I have been using ADAUTIL and ADAULD for unloading Adabas files. Now, I want to pad ‘Low-values’ in the spaces where MU/PE (occurence) fields are not filled up to its maximum limit.
For example:
Say, maximum occurence is 5 for a field, say, AA. And, the actual number of times, AA field-value occurs is 3, like AA1AA2AA3. Now, i want to pad ‘low-values’ for remaining (5-3) = 2 occurences. i.e, I want it in the format AA1AA2AA3000000
(i.e, X’000’ for every remaining occurence)
Is there any way of unloading the files in this fixed-length format?
Here, AA is the field-literal. And 5 is the maximum number of occurence possible.
This is giving me the actual occurence number of AA in every record, followed by the field-values and then padded with space. i.e, suppose, if AA occurs 3 times in a particular record, then the repeating field occurs thrice, and the remaining two spaces are padded with space-value.
So, the data looks like
AA1AA2AA3------ [ — denotes ‘space’, say ]
What Srij wants doesn’t make sense to me, but if he needs to fill an alpha field with binary zeros …
I haven’t tried this, but perhaps Adabas will accept it.
AA1-5,len,B
Specifying format B should fill empty occurrences with X’00’. If field values always have at least “len” characters, this will work. The problem is, if the field contents are variable in length, Adabas will pad with binary zeros.
Winter,
Correct. But my requirement is to format the fields in a manner that it contains some default values, other than spaces. It can suffice the requirement even if the default value is not binary zeroes.
Is there any way to pad some default other than spaces??
Ralph,
I tried what you suggested. But the field contents are variable in length and its not working. Just to verify, ‘len’ is the length of the field, right?

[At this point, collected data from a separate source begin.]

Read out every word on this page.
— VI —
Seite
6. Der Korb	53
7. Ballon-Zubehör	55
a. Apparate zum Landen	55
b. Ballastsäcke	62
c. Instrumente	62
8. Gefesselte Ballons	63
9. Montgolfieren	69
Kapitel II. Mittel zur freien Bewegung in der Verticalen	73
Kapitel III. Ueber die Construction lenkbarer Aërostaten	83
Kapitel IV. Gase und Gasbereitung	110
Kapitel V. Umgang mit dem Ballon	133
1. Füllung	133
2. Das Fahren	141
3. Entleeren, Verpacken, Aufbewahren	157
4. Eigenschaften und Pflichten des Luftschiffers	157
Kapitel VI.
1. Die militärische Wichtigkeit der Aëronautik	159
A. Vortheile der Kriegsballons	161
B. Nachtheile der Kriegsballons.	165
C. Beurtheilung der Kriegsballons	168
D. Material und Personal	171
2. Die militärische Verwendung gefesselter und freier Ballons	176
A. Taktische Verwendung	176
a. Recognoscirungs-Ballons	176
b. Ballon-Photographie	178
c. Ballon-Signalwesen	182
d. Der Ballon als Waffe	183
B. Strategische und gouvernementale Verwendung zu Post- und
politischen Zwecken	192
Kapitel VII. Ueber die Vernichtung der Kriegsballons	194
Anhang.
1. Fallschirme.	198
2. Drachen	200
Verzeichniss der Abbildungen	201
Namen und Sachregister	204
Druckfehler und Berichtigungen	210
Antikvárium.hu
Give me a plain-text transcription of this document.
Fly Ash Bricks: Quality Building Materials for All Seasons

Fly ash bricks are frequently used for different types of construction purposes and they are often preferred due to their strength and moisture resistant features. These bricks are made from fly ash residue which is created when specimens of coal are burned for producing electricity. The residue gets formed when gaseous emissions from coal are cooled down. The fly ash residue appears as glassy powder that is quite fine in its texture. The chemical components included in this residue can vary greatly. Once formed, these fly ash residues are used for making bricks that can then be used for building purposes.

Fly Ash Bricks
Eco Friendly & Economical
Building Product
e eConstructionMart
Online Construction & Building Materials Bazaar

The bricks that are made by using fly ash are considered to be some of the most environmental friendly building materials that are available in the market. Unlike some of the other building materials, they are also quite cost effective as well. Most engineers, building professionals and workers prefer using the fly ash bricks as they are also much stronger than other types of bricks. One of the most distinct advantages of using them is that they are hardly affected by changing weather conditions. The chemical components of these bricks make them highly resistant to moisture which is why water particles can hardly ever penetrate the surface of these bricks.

Is there any way to pad any other values than binary zeroes?
‘len’ is the length of the data as it will appear on the output file, Adabas will pad
all fields to that length and you should NOT see variable length data.
And no, there is no way of using something other than the default value “native” to
the data type, and I still don’t see the reason for padding data with an arbitrary
“default value”, you know the data type, you know what the padding character
is, so what difference does it make whether a field is padded with 0x20 or 0x37,
for example ?
Is whatever you are trying to do worth the potentially huge increase in CPU time?
You do realize that if the maximum number of occurrences for, say, an MU field is fifty, and you fill every record with fifty occurrences, you are forcing Adabas, when called upon to read a record, to “strip” fifty occurrences from every record, then move fifty occurrences to the record buffer, then Natural has to move fifty occurrences from the record buffer to the View fields.
By contrast, if say 95% of the records have eight occurrences or less, you could read every record into a view with eight occurrences, and also have c* in the view to tell you if you need to access the remaining occurrences.
By forcing every repeating field to have a count equal to the maximum number of occurrences, you negate a major feature of Adabas, namely the ability to have Adabas do the bookkeeping for however many occurrences as actually exist. Its about the same as having all your fields defined as FI even though they might vary from three to two hundred bytes in length.
I am new to ADABAS and my current requiremnet is migrating the data from ADABAS to Oracle. I saw your post, can you please share “ADAUTIL and ADAULD utility(with parameters) and their sample unloaded data” for unloading Adabas files.
Guess the best way to migrate Adabas to Oracle is to make Adabas as inefficient as possible so Oracle looks like a dream?
In all my experiences in replicating data from Adabas to Oracle, I have never had to fill the data values with anything. We’re long-time tRelational/DPS users and newly also DPSync. I am quite confident those products also don’t fill in leading zeroes, trailing blanks when sending data to be processed by SQL*Loader or SQL statements. I’d be concerned what Oracle is doing with these x’00’ values on its end.